DABDA is not the psychotic rambling of a recently laid off worker. It’s an acronym you should keep in the back of your mind when you finally roll out of bed after Day One of your extended absence from work.

Denial, anger, bargaining, depression and acceptance (DABDA) are the emotional stages a person experiences after loss.

Usually reserved for survivors after the death of a close friend or family member, the DABDA model was introduced by Swiss psychiatrist Elizabeth Kubler-Ross in 1969.

The theory later embraced other forms of personal loss, including the loss of a job or income and other life events.

Studies suggest these stages of grief represent the basic human process of integrating new information that conflicts with previous beliefs.

Individuals experience the stages differently, perhaps in another order, or lingering in one stage and skipping past another. If you’re surrounded by happy, positive people, you may have a totally different experience altogether.

With a layoff, denial may manifest as keeping the bad news from your spouse, or refusing to change your lifestyle and adjust to a salary interruption.

Anger may make people write nasty blogs about their experience.

Bargaining may be a refusal to sign off on your severance proposal, silently hoping for reinstatement.

Depression could be the letdown when one promising opportunity after another evaporates after hours or days of preparation for interviews.

Acceptance is acknowledging that you are indeed okay and capable of life after layoff.

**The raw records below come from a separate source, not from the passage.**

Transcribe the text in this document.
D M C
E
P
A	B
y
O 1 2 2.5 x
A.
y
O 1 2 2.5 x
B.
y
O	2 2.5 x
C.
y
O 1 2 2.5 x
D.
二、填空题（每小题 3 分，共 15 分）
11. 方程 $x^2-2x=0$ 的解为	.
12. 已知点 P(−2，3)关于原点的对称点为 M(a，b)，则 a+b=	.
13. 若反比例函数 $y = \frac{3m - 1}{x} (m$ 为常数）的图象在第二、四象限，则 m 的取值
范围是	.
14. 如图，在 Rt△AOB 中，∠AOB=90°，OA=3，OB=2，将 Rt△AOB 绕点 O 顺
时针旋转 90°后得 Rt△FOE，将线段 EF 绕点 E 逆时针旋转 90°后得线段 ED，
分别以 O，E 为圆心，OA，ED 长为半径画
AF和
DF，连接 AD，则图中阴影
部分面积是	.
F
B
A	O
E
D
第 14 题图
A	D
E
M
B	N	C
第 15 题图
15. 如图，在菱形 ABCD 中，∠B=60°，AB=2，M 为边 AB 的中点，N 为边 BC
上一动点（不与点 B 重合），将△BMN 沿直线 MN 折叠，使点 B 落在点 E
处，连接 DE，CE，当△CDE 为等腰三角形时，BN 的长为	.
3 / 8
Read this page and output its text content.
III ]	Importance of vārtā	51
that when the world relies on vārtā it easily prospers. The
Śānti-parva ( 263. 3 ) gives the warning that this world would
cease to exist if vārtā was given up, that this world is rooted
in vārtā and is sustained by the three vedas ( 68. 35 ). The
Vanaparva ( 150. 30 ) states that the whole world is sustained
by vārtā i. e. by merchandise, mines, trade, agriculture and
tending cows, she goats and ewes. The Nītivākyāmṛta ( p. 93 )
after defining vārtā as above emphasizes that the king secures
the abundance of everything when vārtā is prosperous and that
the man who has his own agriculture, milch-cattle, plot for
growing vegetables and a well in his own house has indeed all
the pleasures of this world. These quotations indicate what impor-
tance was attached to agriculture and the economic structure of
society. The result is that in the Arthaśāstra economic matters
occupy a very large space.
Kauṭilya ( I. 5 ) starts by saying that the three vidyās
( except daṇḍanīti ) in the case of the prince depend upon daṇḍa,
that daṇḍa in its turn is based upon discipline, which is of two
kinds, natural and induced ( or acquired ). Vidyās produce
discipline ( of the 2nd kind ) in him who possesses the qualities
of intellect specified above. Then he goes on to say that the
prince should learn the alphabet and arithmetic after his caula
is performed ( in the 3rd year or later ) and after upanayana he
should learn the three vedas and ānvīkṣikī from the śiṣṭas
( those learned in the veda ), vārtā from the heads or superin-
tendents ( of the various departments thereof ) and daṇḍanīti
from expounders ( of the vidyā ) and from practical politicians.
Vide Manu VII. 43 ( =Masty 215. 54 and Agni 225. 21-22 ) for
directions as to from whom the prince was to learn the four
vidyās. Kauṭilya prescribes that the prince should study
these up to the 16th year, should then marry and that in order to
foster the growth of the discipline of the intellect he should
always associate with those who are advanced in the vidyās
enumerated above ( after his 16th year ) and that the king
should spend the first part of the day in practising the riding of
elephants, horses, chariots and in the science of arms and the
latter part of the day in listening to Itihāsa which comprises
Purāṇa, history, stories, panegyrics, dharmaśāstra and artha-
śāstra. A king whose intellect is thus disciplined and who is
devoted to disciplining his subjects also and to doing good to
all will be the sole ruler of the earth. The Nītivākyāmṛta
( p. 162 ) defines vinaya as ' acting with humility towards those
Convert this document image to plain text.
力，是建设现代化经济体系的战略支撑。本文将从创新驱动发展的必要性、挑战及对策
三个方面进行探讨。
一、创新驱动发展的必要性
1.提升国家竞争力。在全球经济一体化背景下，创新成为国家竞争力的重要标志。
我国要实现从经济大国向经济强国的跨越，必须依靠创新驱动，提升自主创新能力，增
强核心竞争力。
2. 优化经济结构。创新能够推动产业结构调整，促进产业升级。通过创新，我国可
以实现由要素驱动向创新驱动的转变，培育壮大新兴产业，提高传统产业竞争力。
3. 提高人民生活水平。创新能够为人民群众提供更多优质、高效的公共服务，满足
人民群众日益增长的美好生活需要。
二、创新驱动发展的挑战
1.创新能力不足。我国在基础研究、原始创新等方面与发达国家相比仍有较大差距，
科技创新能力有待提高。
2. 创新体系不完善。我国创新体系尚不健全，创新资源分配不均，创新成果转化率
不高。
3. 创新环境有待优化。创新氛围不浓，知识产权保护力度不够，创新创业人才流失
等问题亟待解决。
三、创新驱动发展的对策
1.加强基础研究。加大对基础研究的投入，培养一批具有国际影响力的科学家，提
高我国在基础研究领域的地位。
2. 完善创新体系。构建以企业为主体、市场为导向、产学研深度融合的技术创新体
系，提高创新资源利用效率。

I am not a psychologist who can attest to the validity of these examples of the five stages, but I hope you still get the drift.

The purpose of my mentioning these is to help you recognize and cope with your loss. Talk to your family and friends about your feelings. Listen to how they speak to and about you. Consider what you learn from them.

If necessary, there’s certainly no shame in reaching out for professional help. Talk to your doctor or connect directly with a psychologist. The sooner you work through your loss, the sooner you will feel fit enough to return with a passionate bang to the workforce.